Editorial: NHS England must argue for care.data

The research benefits of a national database of information pulled from GP records are immense.

In the past five months, two GP analysis pieces have looked at care.data. Both are available on our website, GPonline.com ('Making GP data count', 14 October 2013, and 'Should GPs fear sharing NHS data?', 20 January).

In this issue, our analysis piece looks at why NHS England (NHSE) postponed the extraction of data until the autumn and what this means for GPs.

Our blogger Dr Chris Lancelot has brought his insight to the unfolding mess and you can find his latest two blogs ('Care.data dead in water unless NHS England makes major changes' and 'What NHS England and HSCIC need to do for care.data to fulfil its potential') also on GPonline.com

GP doesn't go quite as far as the five action points required by Dr Lancelot. But we do think NHSE and the Health and Social Care Information Centre need to undertake a complete, open public awareness campaign which specifically includes care.data's potential risks, and to pseudonymise or anonymise all data before it leaves GP practices.

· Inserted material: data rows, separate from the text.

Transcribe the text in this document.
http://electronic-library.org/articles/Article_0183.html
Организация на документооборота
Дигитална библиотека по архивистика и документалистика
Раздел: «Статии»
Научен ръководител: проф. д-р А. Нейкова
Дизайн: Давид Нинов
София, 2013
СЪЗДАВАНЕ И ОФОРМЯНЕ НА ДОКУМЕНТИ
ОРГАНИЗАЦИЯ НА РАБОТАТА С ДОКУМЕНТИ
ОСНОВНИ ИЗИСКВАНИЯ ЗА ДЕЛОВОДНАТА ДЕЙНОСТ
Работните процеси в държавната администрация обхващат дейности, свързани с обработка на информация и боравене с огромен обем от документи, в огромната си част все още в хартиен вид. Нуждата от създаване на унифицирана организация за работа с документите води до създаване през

What is remarkable about the communication debacle is that NHSE has consistently failed to make the obvious argument for change. Why do we need care.data at all?

Surveys have shown that fewer than a third of householders across the country have seen the leaflet explaining care.data.

A Freedom of Information Act answer from NHSE revealed that it failed to include households that had opted not to receive junk mail in the leaflet drop, excluding some 200,000 addresses.

Appearing to withhold such important information from the public inevitably achieves little but the fuelling of conspiracy theories. Couple this with the coalition government's enthusiasm for privatising what is currently public and there are, understandably, some real fears.

NHSE has made the right decision to postpone the implementation of the care.data programme. The lesson it must learn from this breakdown in communication is that failure to inform or engage patients is unforgivable. It now has six months to make the case for care.data change.